I'm thinking right now about how to convince myself that Turing machines are a general model of computation. I agree that the standard treatment of the Church-Turing thesis in some standard textbooks, e.g. Sipser, is not very complete. Here is a sketch of how I might go from Turing machines to a more recognizable programming language.
Consider a block-structured programming language with
while statements, with non-recursive defined functions and subroutines, with named boolean random variables and general boolean expressions, and with a single unbounded boolean array
tape[n] with an integer array pointer
n that can be incremented or decremented,
n--. The pointer
n is initially zero and the array
tape is initially all zero. So, this computer language can be C-like or Python-like, but it is very limited in its data types. In fact, they are so limited that we do not even have a way to use the pointer
n in a boolean expression. Assuming that
tape is only infinite to the right, we can declare a pointer underflow "system error" if
n is ever negative. Also, our language has an
exit statement with one argument, to output a boolean answer.
Then the first point is that this programming language is a good specification language for a Turing machine. You can easily see that, except for the tape array, the code only has finitely many possible states: The state of all of its declared variables, and the current line of execution, and its subroutine stack. The latter only has a finite amount of state because recursive functions are not allowed. You could imagine a "compiler" that creates an "actual" Turing machine from a code of this type, but the details of that are not important.
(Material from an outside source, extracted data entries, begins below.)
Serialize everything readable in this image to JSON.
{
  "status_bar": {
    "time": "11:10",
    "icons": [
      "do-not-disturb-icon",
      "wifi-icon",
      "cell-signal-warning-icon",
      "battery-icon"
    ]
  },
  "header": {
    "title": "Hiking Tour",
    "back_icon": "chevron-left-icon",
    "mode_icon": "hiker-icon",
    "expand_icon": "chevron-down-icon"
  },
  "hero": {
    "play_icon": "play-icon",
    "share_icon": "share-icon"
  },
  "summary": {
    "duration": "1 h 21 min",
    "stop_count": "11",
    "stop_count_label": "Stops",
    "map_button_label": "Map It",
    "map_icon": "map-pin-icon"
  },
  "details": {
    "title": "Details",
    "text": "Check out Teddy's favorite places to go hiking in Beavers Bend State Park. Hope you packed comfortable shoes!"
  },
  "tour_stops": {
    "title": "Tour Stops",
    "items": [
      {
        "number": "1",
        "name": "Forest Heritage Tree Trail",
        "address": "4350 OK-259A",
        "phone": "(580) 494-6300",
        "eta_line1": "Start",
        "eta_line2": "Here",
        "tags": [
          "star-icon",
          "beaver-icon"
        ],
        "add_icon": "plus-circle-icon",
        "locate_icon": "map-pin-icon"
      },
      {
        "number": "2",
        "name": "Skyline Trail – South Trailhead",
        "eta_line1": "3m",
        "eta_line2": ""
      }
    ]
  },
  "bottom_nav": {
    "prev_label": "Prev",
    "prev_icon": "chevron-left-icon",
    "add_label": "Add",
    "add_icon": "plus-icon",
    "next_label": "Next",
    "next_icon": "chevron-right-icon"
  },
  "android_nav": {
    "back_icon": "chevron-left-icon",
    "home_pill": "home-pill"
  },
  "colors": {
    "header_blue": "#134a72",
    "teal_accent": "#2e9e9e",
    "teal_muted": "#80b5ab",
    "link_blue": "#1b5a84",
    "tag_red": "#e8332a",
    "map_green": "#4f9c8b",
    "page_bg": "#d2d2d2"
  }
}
The point is that we have a programming language with pretty good syntax, but very primitive data types.
The rest of the construction is to convert this to a more livable programming language with a finite list of library functions and precompilation stages. We can proceed as follows:
With a precompiler, we can expand the boolean data type to a larger but finite symbol alphabet such as ASCII. We can assume that
tape takes values in this larger alphabet. We can leave a marker at the beginning of the tape to prevent pointer underflow, and a movable marker at the end of the tape to prevent the TM from skating to infinity on the tape accidentally. We can implement arbitrary binary operations between symbols, and conversions to boolean for
while statements. (Actually
if can be implemented with
while as well, if it weren't available.)
We want an unbounded integer data type in order to implement both random access of the tape and (positive) integer arithmetic. To this end, we simulate a $k$-tape TM for some fixed $k$ with the one tape that we have. This construction is given as a theorem in Sipser. The idea is to interleave the emulated tapes on the low-level tape we have, with marker symbols representing the head positions. If the low-level tape pointer is at zero, it services the $i$th subtape by moving to position $i$ and then jumping $k$ steps at a time; after each read or write, the low-level tape pointer decrements back to zero. Just as in the previous stage, it is easier to implement this as a precompiler.
We designate one tape as symbol-valued "memory" and the others as unsigned, integer-valued "registers" or "variables". We store the integers in little-endian binary with termination markers. We first implement copy of a register and binary decrement of a register. Combining that with increment and decrement of the memory pointer, we can implement random access seek of the symbol memory. We can also write functions to calculate binary addition and multiplication of integers. It is not hard to write a binary addition function with bitwise operations, and a function to multiply by 2 with left shift. (Or really right shift, since it is little-endian.) With these primitives, we can write a function to multiply two registers using the long multiplication algorithm.
We can reorganize the memory tape from a one-dimensional symbol array
symbol[n] to a two-dimensional symbol array
symbol[x,y] using the formula
n = (x+y)*(x+y) + y. We can now use each row of the memory to express an unsigned integer in binary with a termination symbol, to obtain a one-dimensional, random-access, integer-valued memory
memory[x]. We can implement reading from the memory to an integer register, and writing from a register to the memory. Many features can now be implemented with functions: Signed and floating point arithmetic, symbol strings, etc.
Only one more basic facility strictly requires a precompiler, namely recursive functions. This can be done with a technique that is widely used to implement interpreted languages. We assign each high-level, recursive function a name string, and we organize the low-level code into one large
while loop that maintains a call stack with the usual parameters: the calling point, the called function, and a list of arguments.
At this point, the construction has enough features of a high-level programming language that further functionality is more the topic of programming languages and compilers rather than CS theory. It is also already easy to write a Turing-machine simulator in this developed language. It is not exactly easy, but certainly standard, to write a self-compiler for the language. Of course you need an outer compiler to create the outer TM from a code in this C-like or Python-like language, but that can be done in any computer language.
Note that this sketched implementation not only supports the logicians' Church-Turing thesis for the recursive function class, but also the extended (i.e., polynomial) Church-Turing thesis as it applies to deterministic computation. In other words, it has polynomial overhead. In fact, if we are given a RAM machine or (my personal favorite) a tree-tape TM, this can be reduced to polylogarithmic overhead for serial computation with RAM memory.